Mengenal Suku Alor
SUKU ALOR
Suku Alor adalah kelompok etnis yang mendiami pesisir barat Alor, Pantar bagian utara, dan Pura di Kabupaten Alor, Nusa Tenggara Timur. Wilayah domisili suku Alor terdiri atas 5 kecamatan, yakni kecamatan Alor Timur, Alor Barat Laut, Alor Barat Daya, Alor Selatan, dan Pantar. Wilayah yang dihuni merupakan daerah yang berbukit dan bergunung-gunung dengan berbagai tingkat kemiringan.
Bahasa yang digunakan oleh suku Alor terutama bahasa Alor. Sedangkan bahasa Indonesia dan Melayu Alor merupakan bahasa perantara antara masyarakat suku Alor dan kelompok etnis lainnya.
Bahasa Alor adalah bahasa Austronesia yang dituturkan di Pulau Alor dan Pantar, Nusa Tenggara Timur. Bahasa Alor berkerabat dekat dengan Lamaholot dan sering diklasifikasikan sebagai salah satu dialeknya. Penelitian oleh Klamer (2011), menemukan bahwa bahasa Alor hanya memiliki separuh pemahaman dasar yang sama dengan Lamaholot, menganggap bahasa Alor cukup berbeda untuk dianggap sebagai bahasa tersendiri.
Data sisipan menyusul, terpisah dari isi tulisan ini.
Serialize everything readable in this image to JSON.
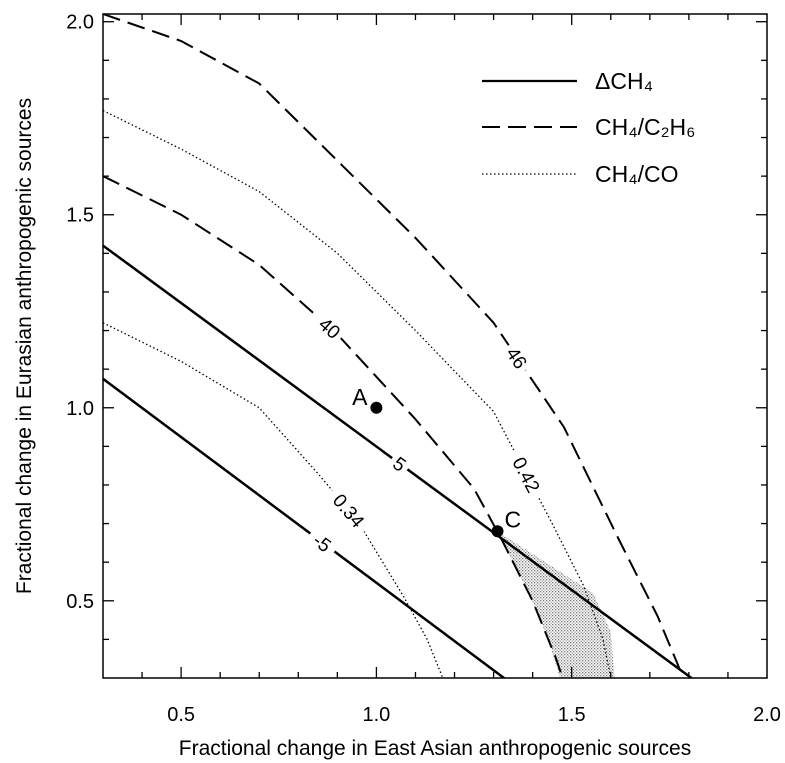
{
  "chart_data": {
    "type": "line",
    "title": "",
    "xlabel": "Fractional change in East Asian anthropogenic sources",
    "ylabel": "Fractional change in Eurasian anthropogenic sources",
    "xlim": [
      0.3,
      2.0
    ],
    "ylim": [
      0.3,
      2.02
    ],
    "x_ticks": [
      0.5,
      1.0,
      1.5,
      2.0
    ],
    "x_tick_labels": [
      "0.5",
      "1.0",
      "1.5",
      "2.0"
    ],
    "y_ticks": [
      0.5,
      1.0,
      1.5,
      2.0
    ],
    "y_tick_labels": [
      "0.5",
      "1.0",
      "1.5",
      "2.0"
    ],
    "grid": false,
    "legend_position": "top-right",
    "legend": [
      {
        "label": "ΔCH₄",
        "style": "solid"
      },
      {
        "label": "CH₄/C₂H₆",
        "style": "dashed"
      },
      {
        "label": "CH₄/CO",
        "style": "dotted"
      }
    ],
    "series": [
      {
        "group": "ΔCH₄",
        "label": "5",
        "style": "solid",
        "points": [
          [
            0.3,
            1.42
          ],
          [
            1.82,
            0.29
          ]
        ]
      },
      {
        "group": "ΔCH₄",
        "label": "-5",
        "style": "solid",
        "points": [
          [
            0.3,
            1.075
          ],
          [
            1.34,
            0.29
          ]
        ]
      },
      {
        "group": "CH₄/C₂H₆",
        "label": "46",
        "style": "dashed",
        "points": [
          [
            0.3,
            2.02
          ],
          [
            0.5,
            1.95
          ],
          [
            0.7,
            1.84
          ],
          [
            0.9,
            1.64
          ],
          [
            1.1,
            1.44
          ],
          [
            1.3,
            1.22
          ],
          [
            1.48,
            0.95
          ],
          [
            1.62,
            0.66
          ],
          [
            1.72,
            0.46
          ],
          [
            1.79,
            0.29
          ]
        ]
      },
      {
        "group": "CH₄/C₂H₆",
        "label": "40",
        "style": "dashed",
        "points": [
          [
            0.3,
            1.6
          ],
          [
            0.5,
            1.5
          ],
          [
            0.7,
            1.37
          ],
          [
            0.9,
            1.19
          ],
          [
            1.1,
            0.97
          ],
          [
            1.25,
            0.79
          ],
          [
            1.32,
            0.66
          ],
          [
            1.4,
            0.5
          ],
          [
            1.46,
            0.35
          ],
          [
            1.48,
            0.29
          ]
        ]
      },
      {
        "group": "CH₄/CO",
        "label": "0.42",
        "style": "dotted",
        "points": [
          [
            0.3,
            1.77
          ],
          [
            0.5,
            1.67
          ],
          [
            0.7,
            1.56
          ],
          [
            0.9,
            1.4
          ],
          [
            1.1,
            1.2
          ],
          [
            1.3,
            0.99
          ],
          [
            1.45,
            0.7
          ],
          [
            1.53,
            0.54
          ],
          [
            1.58,
            0.4
          ],
          [
            1.6,
            0.3
          ]
        ]
      },
      {
        "group": "CH₄/CO",
        "label": "0.34",
        "style": "dotted",
        "points": [
          [
            0.3,
            1.22
          ],
          [
            0.5,
            1.12
          ],
          [
            0.7,
            1.0
          ],
          [
            0.85,
            0.83
          ],
          [
            0.95,
            0.71
          ],
          [
            1.07,
            0.51
          ],
          [
            1.13,
            0.4
          ],
          [
            1.17,
            0.3
          ]
        ]
      }
    ],
    "points": [
      {
        "label": "A",
        "x": 1.0,
        "y": 1.0
      },
      {
        "label": "C",
        "x": 1.31,
        "y": 0.68
      }
    ],
    "shaded_region": [
      [
        1.31,
        0.68
      ],
      [
        1.44,
        0.595
      ],
      [
        1.555,
        0.52
      ],
      [
        1.6,
        0.42
      ],
      [
        1.61,
        0.3
      ],
      [
        1.47,
        0.3
      ],
      [
        1.44,
        0.4
      ],
      [
        1.39,
        0.52
      ]
    ]
  }
}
Seperti kelompok etnis lainnya di Indonesia, masyarakat suku Alor juga memiliki sistem kekerabatan yang telah terbentuk sejak zaman dahulu kala. Berikut ini beberapa kelompok berdasarkan kekerabatan dalam suku Alor.
Hieta, keanggotaannya dihitung melalui prinsip patrilineal.
Fengfala, semua keturunan dari saudara ayah dan ibu yang lebih tua.
Nengfala, sepupu silang dari pihak ibu.
Masyarakat suku Alor saat ini umumnya menganut dua agama Abrahamik, yakni Islam dan Kekristenan. Namun, tidak sedikit dari masyarakat suku Alor yang menganut kepercayaan asli. Berikut ini beberapa unsur alam dalam kepercayaan asli suku Alor.
Larra atau lera, sebutan untuk 'matahari'
Wulang, sebutan untuk 'bulan'
Neda, sebutan untuk 'sungai'
Addi, sebutan untuk 'hutan'
Hari, sebutan untuk 'laut'
Nayaning lahatal, sebutan untuk 'Tuhan'
Salah satu tari tradisional suku Alor yang terkenal adalah tari lego-lego, disebut juga sohhe atau darriz. Tarian ini dilakukan secara massal di mana satu dengan lainnya saling bergandengan tangan dan membentuk lingkaran, serta mengelilingi tiga batu bersusun yang disebut mesbah dengan mengumandangkan lagu dalam bahasa Alor. Biasanya tarian ini dilakukan semalaman dengan diiringi gong dan moko.